Renée Fleming is among the most widely admired American singers of our time. A graduate from State University of New York at Postdam with a degree in music education Fleming continued her musical studies at the Eastman School of Music before enrolling in the American Opera Center at Julliard. She made her professional debut in 1986 as Konstanze in Mozart's Die Entführung aus dem Serail, and a year later earned top honours at the Eleanor McCollum Competition in Houston. The exposure lead her to the star-making role of the Contessa in Mozart's Le nozze di Figaro, and in 1989 she made her New York City debut in La Bohème. Later that same year she made her Covent Garden debut in Cherubini's Medea. The combination of vocal beauty, stylistic versatility and uncommon commitment to dramatic portrayal has ensured that Renée Fleming has been in constant demand in opera houses worldwide.

 

Q: Why did you take part in the film ‘In Search of Mozart’?
A: Performing Mozart has played a pivotal role in my development as an artist. My first full-scale opera production -- at the Eastman School -- was Don Giovanni, in which I performed Zerlina, and my debut role with almost every major opera theater from Houston to Paris to the Metropolitan Opera was the Countess in Le Nozze di Figaro. However, Mozart has meant much more to me than milestones in my career. I have always regarded his repertoire as a teaching tool that requires one to sing with pristine clarity and control, and I was fortunate to focus almost exclusively on Mozart during the formative years of my career. The demands his music made on my voice enabled me to establish a dependable technique that has transferred well to all other repertoire.

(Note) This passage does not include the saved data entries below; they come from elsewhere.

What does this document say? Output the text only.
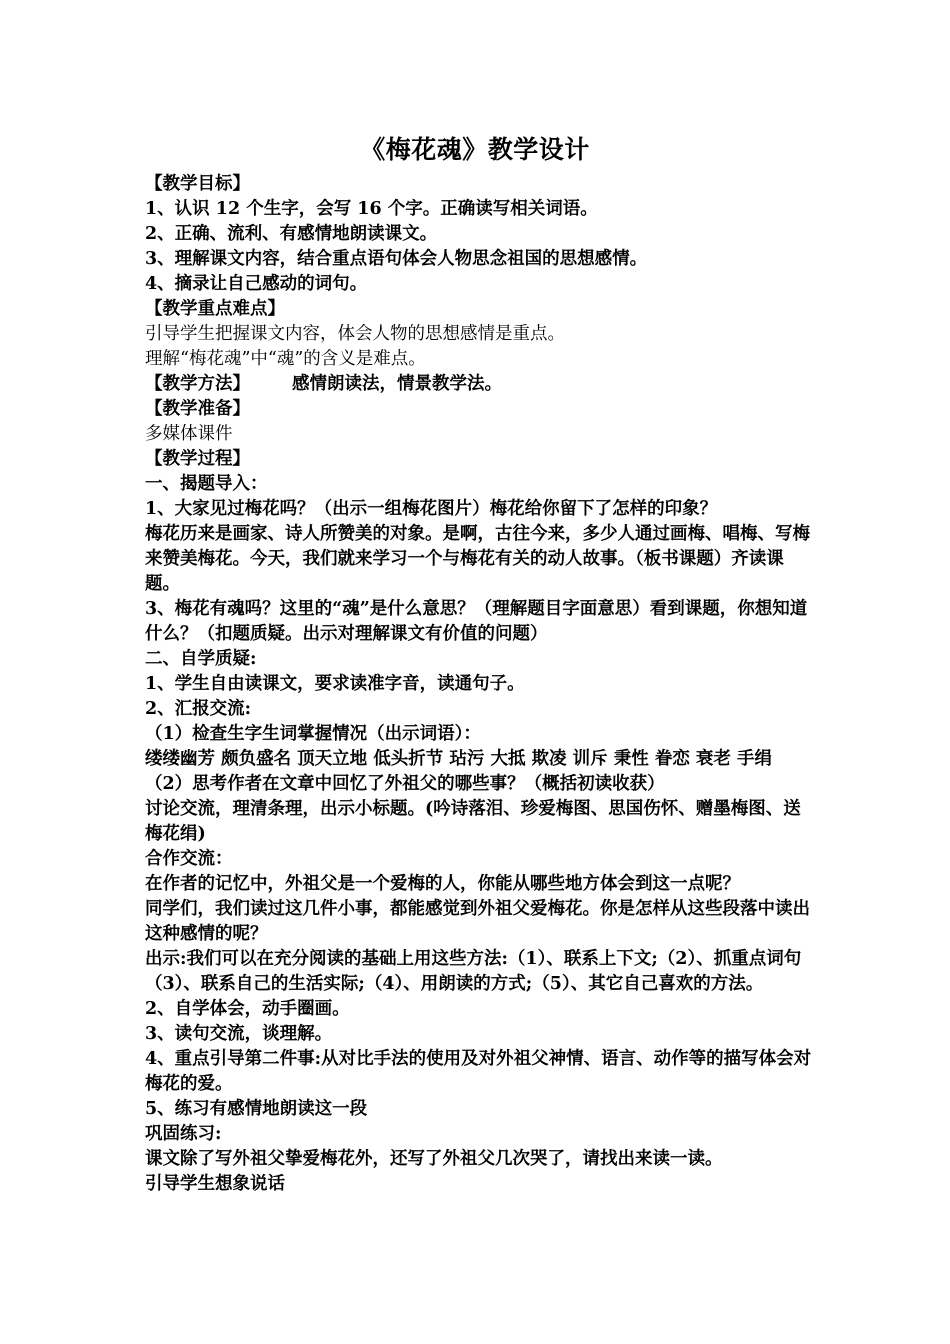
《梅花魂》教学设计

【教学目标】

1、认识 12 个生字，会写 16 个字。正确读写相关词语。

2、正确、流利、有感情地朗读课文。

3、理解课文内容，结合重点语句体会人物思念祖国的思想感情。

4、摘录让自己感动的词句。

【教学重点难点】

引导学生把握课文内容，体会人物的思想感情是重点。

理解“梅花魂”中“魂”的含义是难点。

【教学方法】 感情朗读法，情景教学法。

【教学准备】

多媒体课件

【教学过程】

一、揭题导入：

1、大家见过梅花吗？（出示一组梅花图片）梅花给你留下了怎样的印象？

梅花历来是画家、诗人所赞美的对象。是啊，古往今来，多少人通过画梅、唱梅、写梅来赞美梅花。今天，我们就来学习一个与梅花有关的动人故事。（板书课题）齐读课题。

3、梅花有魂吗？这里的“魂”是什么意思？（理解题目字面意思）看到课题，你想知道什么？（扣题质疑。出示对理解课文有价值的问题）

二、自学质疑:

1、学生自由读课文，要求读准字音，读通句子。

2、汇报交流:

（1）检查生字生词掌握情况（出示词语）：

缕缕幽芳 颇负盛名 顶天立地 低头折节 玷污 大抵 欺凌 训斥 秉性 眷恋 衰老 手绢

（2）思考作者在文章中回忆了外祖父的哪些事？（概括初读收获）

讨论交流，理清条理，出示小标题。(吟诗落泪、珍爱梅图、思国伤怀、赠墨梅图、送梅花绢)

合作交流：

在作者的记忆中，外祖父是一个爱梅的人，你能从哪些地方体会到这一点呢？

同学们，我们读过这几件小事，都能感觉到外祖父爱梅花。你是怎样从这些段落中读出这种感情的呢？

出示:我们可以在充分阅读的基础上用这些方法:（1）、联系上下文;（2）、抓重点词句（3）、联系自己的生活实际;（4）、用朗读的方式;（5）、其它自己喜欢的方法。

2、自学体会，动手圈画。

3、读句交流，谈理解。

4、重点引导第二件事:从对比手法的使用及对外祖父神情、语言、动作等的描写体会对梅花的爱。

5、练习有感情地朗读这一段

巩固练习:

课文除了写外祖父挚爱梅花外，还写了外祖父几次哭了，请找出来读一读。

引导学生想象说话
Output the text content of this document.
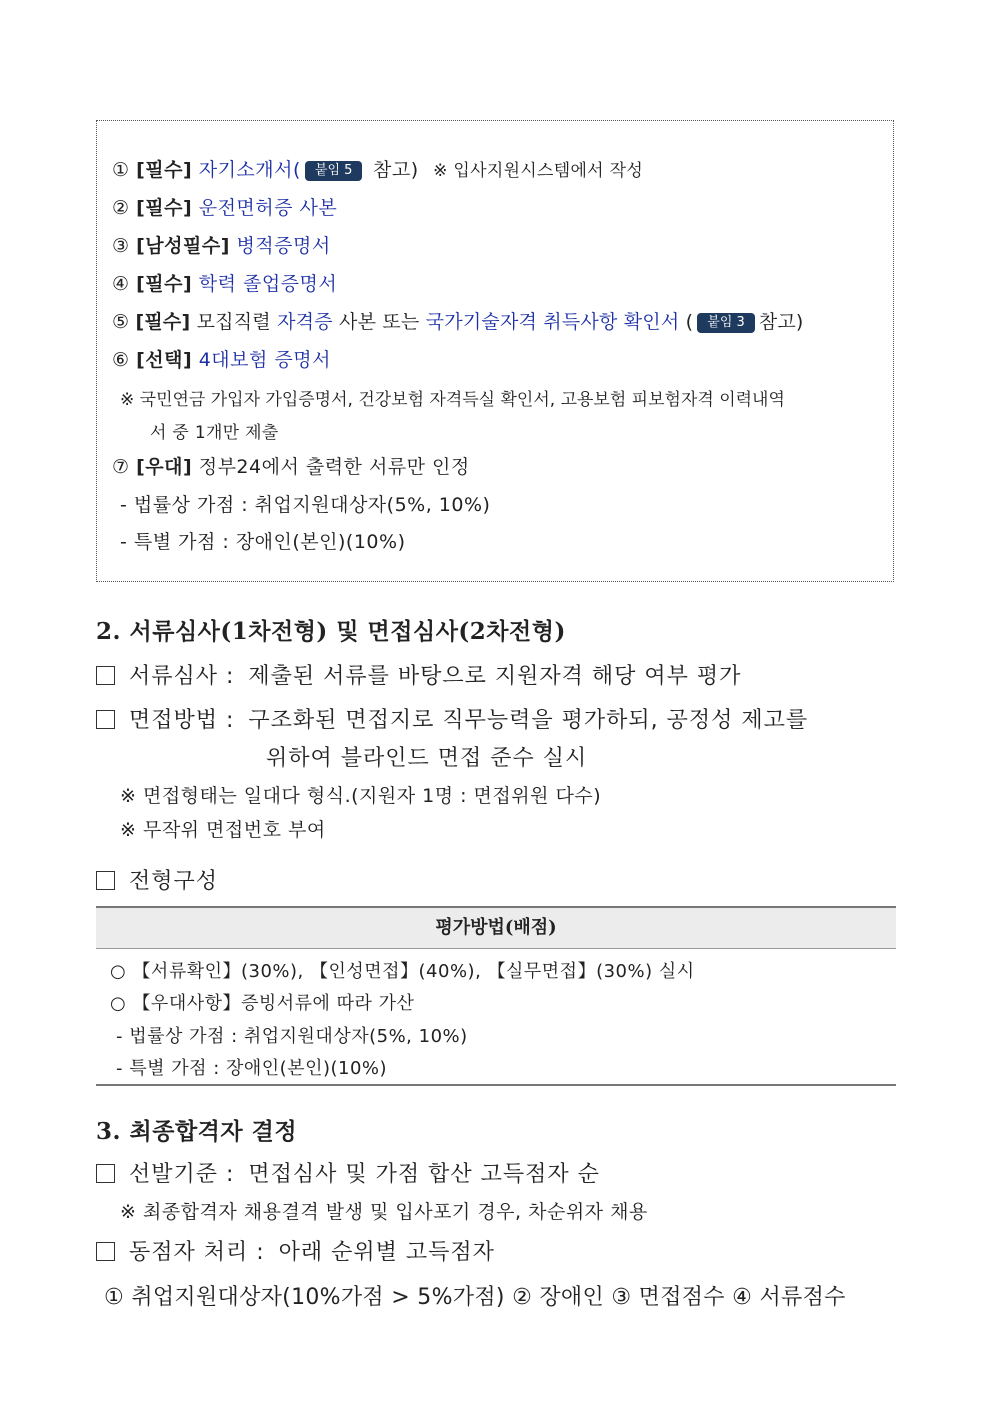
① [필수] 자기소개서( 붙임 5 참고) ※ 입사지원시스템에서 작성
② [필수] 운전면허증 사본
③ [남성필수] 병적증명서
④ [필수] 학력 졸업증명서
⑤ [필수] 모집직렬 자격증 사본 또는 국가기술자격 취득사항 확인서 ( 붙임 3 참고)
⑥ [선택] 4대보험 증명서
※ 국민연금 가입자 가입증명서, 건강보험 자격득실 확인서, 고용보험 피보험자격 이력내역
서 중 1개만 제출
⑦ [우대] 정부24에서 출력한 서류만 인정
- 법률상 가점 : 취업지원대상자(5%, 10%)
- 특별 가점 : 장애인(본인)(10%)
2. 서류심사(1차전형) 및 면접심사(2차전형)
서류심사 : 제출된 서류를 바탕으로 지원자격 해당 여부 평가
면접방법 : 구조화된 면접지로 직무능력을 평가하되, 공정성 제고를
위하여 블라인드 면접 준수 실시
※ 면접형태는 일대다 형식.(지원자 1명 : 면접위원 다수)
※ 무작위 면접번호 부여
전형구성
평가방법(배점)
○ 【서류확인】(30%), 【인성면접】(40%), 【실무면접】(30%) 실시
○ 【우대사항】증빙서류에 따라 가산
- 법률상 가점 : 취업지원대상자(5%, 10%)
- 특별 가점 : 장애인(본인)(10%)
3. 최종합격자 결정
선발기준 : 면접심사 및 가점 합산 고득점자 순
※ 최종합격자 채용결격 발생 및 입사포기 경우, 차순위자 채용
동점자 처리 : 아래 순위별 고득점자
① 취업지원대상자(10%가점 > 5%가점) ② 장애인 ③ 면접점수 ④ 서류점수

Q: What do you do to relax and what kind of music do you listen to in your leisure time?
A: I love to go to the theater, especially when I am in London and have a chance to take an evening off. I love the escapism, the stagecraft, and the remarkable talents that teach me as they entertain. I’m also a student of contemporary art and try to steal hours away from rehearsals to visit museums far and wide. As far as music is concerned, I’m an enormous jazz fan and, besides attending concerts when I can, I always travel with my favorite music.

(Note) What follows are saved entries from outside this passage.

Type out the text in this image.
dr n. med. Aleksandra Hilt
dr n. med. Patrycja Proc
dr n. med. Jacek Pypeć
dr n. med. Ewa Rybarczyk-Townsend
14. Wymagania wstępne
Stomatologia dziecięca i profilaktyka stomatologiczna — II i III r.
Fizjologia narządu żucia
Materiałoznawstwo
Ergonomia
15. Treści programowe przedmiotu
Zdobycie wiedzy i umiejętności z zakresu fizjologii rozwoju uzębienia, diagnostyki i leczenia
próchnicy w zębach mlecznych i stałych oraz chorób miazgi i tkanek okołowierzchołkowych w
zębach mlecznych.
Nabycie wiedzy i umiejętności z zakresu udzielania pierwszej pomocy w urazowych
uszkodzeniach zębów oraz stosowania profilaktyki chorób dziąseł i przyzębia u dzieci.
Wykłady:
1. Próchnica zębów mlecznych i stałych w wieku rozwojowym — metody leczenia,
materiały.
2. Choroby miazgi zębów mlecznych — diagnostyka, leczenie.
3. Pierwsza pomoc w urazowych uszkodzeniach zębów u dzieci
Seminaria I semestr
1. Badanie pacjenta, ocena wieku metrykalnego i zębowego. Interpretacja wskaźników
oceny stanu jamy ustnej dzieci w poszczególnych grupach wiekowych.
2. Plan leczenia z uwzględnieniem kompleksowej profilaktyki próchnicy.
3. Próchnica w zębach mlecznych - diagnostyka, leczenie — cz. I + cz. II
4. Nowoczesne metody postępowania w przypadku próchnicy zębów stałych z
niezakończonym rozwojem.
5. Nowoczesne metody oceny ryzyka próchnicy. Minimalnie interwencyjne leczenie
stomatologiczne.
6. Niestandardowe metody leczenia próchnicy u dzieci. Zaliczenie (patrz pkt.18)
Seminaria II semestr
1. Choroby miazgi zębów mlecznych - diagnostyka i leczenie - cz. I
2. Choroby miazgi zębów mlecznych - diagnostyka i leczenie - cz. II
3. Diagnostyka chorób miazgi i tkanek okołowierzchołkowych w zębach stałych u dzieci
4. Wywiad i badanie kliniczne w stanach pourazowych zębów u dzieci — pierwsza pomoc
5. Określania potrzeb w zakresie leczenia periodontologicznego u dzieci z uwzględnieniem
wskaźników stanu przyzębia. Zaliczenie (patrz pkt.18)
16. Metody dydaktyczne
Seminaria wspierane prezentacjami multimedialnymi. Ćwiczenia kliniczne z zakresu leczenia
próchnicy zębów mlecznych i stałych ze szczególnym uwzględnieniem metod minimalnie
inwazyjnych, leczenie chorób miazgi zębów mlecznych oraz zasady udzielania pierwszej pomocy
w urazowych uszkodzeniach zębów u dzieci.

Q: What are your plans for Mozart year 2006?
A: Certainly the high point of 2006 will be Mozart’s 250th Birthday Concert, which will be broadcast worldwide on January 27th. It will be a dazzling gala concert with the Vienna Philharmonic conducted by Riccardo Muti in Mozart’s hometown of Salzburg, Austria, and it will include such wonderful colleagues as Thomas Hampson, Mitsoku Uchida, Gidon Kremer and Yuri Bahmet. I’m particularly looking forward to this event as well as to the 100th Anniversary Gala of the Juilliard School in April and performances in Japan with the Metropolitan Opera in the summer.